Carle and Champaign County Sheriff's Office partnership works to prevent drug overdoses
July 19, 2015
Carle Foundation Hospital and the Champaign County Sheriff’s Office are taking steps to handle the misuse of both legal and illegal drugs. About 40 county officials will be equipped with the drug Narcan to counteract the effects of opioids when they are misused. Sheriff’s deputies on all shifts have been trained to administer the drug.
“Opioids block the receptors that make you breathe,” said Justin Stalter, the Emergency Management System Coordinator for Carle. “Patients can die quickly. Narcan goes in and clears those receptors so that you can breathe.”
In the past year, Champaign County has seen nine heroin overdoses, three of which were fatal. These overdoses cause respiratory failure, and many victims are unable to receive treatment in time.
“Narcan has been around for about 40 years,” Stalter said. “We’ve had Narcan on the ambulances ever since I’ve been around, since 2003. Narcan is not a new drug, but it is new to have it in the hands of law enforcement.”
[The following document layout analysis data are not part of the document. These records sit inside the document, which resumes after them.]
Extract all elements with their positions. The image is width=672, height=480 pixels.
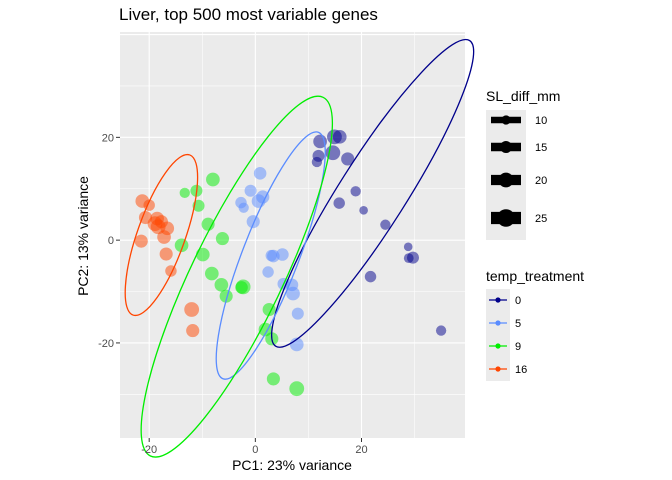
size-legend-label: 25 bbox=[535, 213, 547, 225]
data-point-temp-5 bbox=[238, 202, 249, 213]
data-point-temp-9 bbox=[289, 381, 305, 397]
data-point-temp-9 bbox=[219, 289, 233, 303]
panel-background bbox=[120, 32, 465, 438]
data-point-temp-5 bbox=[246, 215, 260, 229]
color-legend-label: 0 bbox=[515, 295, 521, 307]
size-legend-label: 15 bbox=[535, 142, 547, 154]
color-legend-keys-background bbox=[486, 289, 510, 381]
axis-ticks: -20 0 20 -20 0 20 bbox=[98, 132, 368, 456]
data-point-temp-0 bbox=[333, 197, 345, 209]
chart-title: Liver, top 500 most variable genes bbox=[119, 5, 378, 24]
size-legend: SL_diff_mm 10 15 20 25 bbox=[486, 88, 560, 240]
y-tick-label: -20 bbox=[98, 338, 114, 350]
confidence-ellipse-temp-16 bbox=[124, 153, 199, 317]
data-point-temp-0 bbox=[380, 219, 391, 230]
size-legend-label: 20 bbox=[535, 175, 547, 187]
confidence-ellipse-temp-5 bbox=[215, 131, 326, 380]
x-tick-label: -20 bbox=[141, 444, 157, 456]
color-legend-label: 16 bbox=[515, 364, 527, 376]
data-point-temp-9 bbox=[204, 266, 219, 281]
data-point-temp-16 bbox=[159, 247, 173, 261]
plot-panel bbox=[120, 32, 475, 458]
color-legend-key-dot bbox=[495, 343, 501, 349]
data-point-temp-9 bbox=[266, 372, 280, 386]
y-tick-label: 0 bbox=[108, 235, 114, 247]
data-point-temp-5 bbox=[244, 184, 257, 197]
data-point-temp-0 bbox=[406, 251, 419, 264]
data-point-temp-5 bbox=[262, 266, 274, 278]
data-point-temp-16 bbox=[186, 324, 200, 338]
data-point-temp-5 bbox=[286, 286, 300, 301]
data-point-temp-0 bbox=[311, 156, 323, 168]
color-legend: temp_treatment 0 5 9 16 bbox=[486, 268, 584, 381]
data-point-temp-16 bbox=[184, 302, 200, 317]
data-point-temp-0 bbox=[350, 186, 361, 197]
data-point-temp-9 bbox=[179, 187, 190, 199]
data-point-temp-16 bbox=[157, 230, 171, 244]
color-legend-title: temp_treatment bbox=[486, 268, 584, 284]
size-legend-title: SL_diff_mm bbox=[486, 88, 560, 104]
data-point-temp-5 bbox=[276, 248, 289, 261]
confidence-ellipse-temp-0 bbox=[270, 38, 475, 348]
data-point-temp-9 bbox=[215, 232, 229, 246]
data-point-temp-0 bbox=[403, 242, 413, 252]
color-legend-label: 9 bbox=[515, 341, 521, 353]
data-point-temp-0 bbox=[364, 270, 377, 283]
data-point-temp-9 bbox=[201, 217, 215, 231]
data-point-temp-0 bbox=[359, 206, 368, 215]
data-point-temp-5 bbox=[253, 167, 267, 180]
data-point-temp-0 bbox=[332, 130, 347, 144]
color-legend-key-dot bbox=[495, 297, 501, 303]
color-legend-label: 5 bbox=[515, 318, 521, 330]
y-axis-title: PC2: 13% variance bbox=[75, 176, 91, 296]
x-axis-title: PC1: 23% variance bbox=[232, 457, 352, 473]
data-point-temp-9 bbox=[214, 278, 229, 292]
data-point-temp-0 bbox=[325, 145, 341, 161]
data-point-temp-16 bbox=[134, 234, 148, 248]
data-point-temp-5 bbox=[291, 307, 304, 320]
data-point-temp-0 bbox=[435, 325, 447, 336]
data-point-temp-9 bbox=[235, 281, 248, 294]
size-legend-label: 10 bbox=[535, 115, 547, 127]
color-legend-key-dot bbox=[495, 320, 501, 326]
x-tick-label: 0 bbox=[252, 444, 258, 456]
confidence-ellipse-temp-9 bbox=[140, 95, 334, 458]
data-point-temp-0 bbox=[341, 152, 355, 166]
data-point-temp-9 bbox=[195, 247, 210, 262]
y-tick-label: 20 bbox=[102, 132, 114, 144]
x-tick-label: 20 bbox=[355, 444, 367, 456]
color-legend-key-dot bbox=[495, 366, 501, 372]
data-point-temp-9 bbox=[206, 172, 220, 187]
When Narcan is possessed by law enforcement, which often arrives at the scene of overdoses before ambulances, it can be administered much sooner. The hope is that more lives can be saved.
In a press release from Carle, Champaign County Sheriff’s Office Captain Shane Cook said it’s important for Narcan to be more readily-available.
“It’s important to get Narcan into the hands of those who can make a big difference, those who can save lives,” Cook said.
Heroin, however, is not the only opioid that can cause respiratory failure from an overdose.
“It’s not all illegal drugs; it’s opiates as well,” said Laura Mabry, public relations specialist for Carle. “Increased availability and increased abuse means that these things are everywhere.”
In Champaign County, there have been a number of cases involving abuse of prescribed opioids. Narcan is also capable of combating the respiratory failures that these opiates can cause.
“Statistically speaking, more people overdose and die on prescription painkillers than heroin,” Stalter said. “We see it in the back of ambulances. It’s not just heroin. It occurs just as often that it’s painkillers.”
Stalter has been involved with the training of Champaign sheriffs for administering Narcan to overdose victims. He said he feels training has gone well and the cooperation between Carle and the Champaign County Sheriff’s Office has been very fruitful.
“A lot of Champaign County officers are former EMS folks as well. It’s kind of a natural starting point for us because a lot of them know about Narcan and have used it in the back of an ambulance before,” he said.
There have been efforts throughout the state of Illinois to make quick-effective drugs like Narcan more available and accessible. Stalter said many first responder groups, such as volunteer firefighters, have licensing that, in the past, has prevented training and practice with emergency methods involving drugs such as Narcan.
“This intervention is out of their scope of practice. We want the state to change that scope of practice, but it’s a slow process,” Stalter said. “We’re to the point where we want people to have it. You can go into public health facilities right now and tell them you’re on opiates or you have a family member on opiates, and you can walk out of there with Narcan.”
Editor’s note: In a previous version of this article, Justin Stalter’s last name was misspelled. The Daily Illini regrets the error.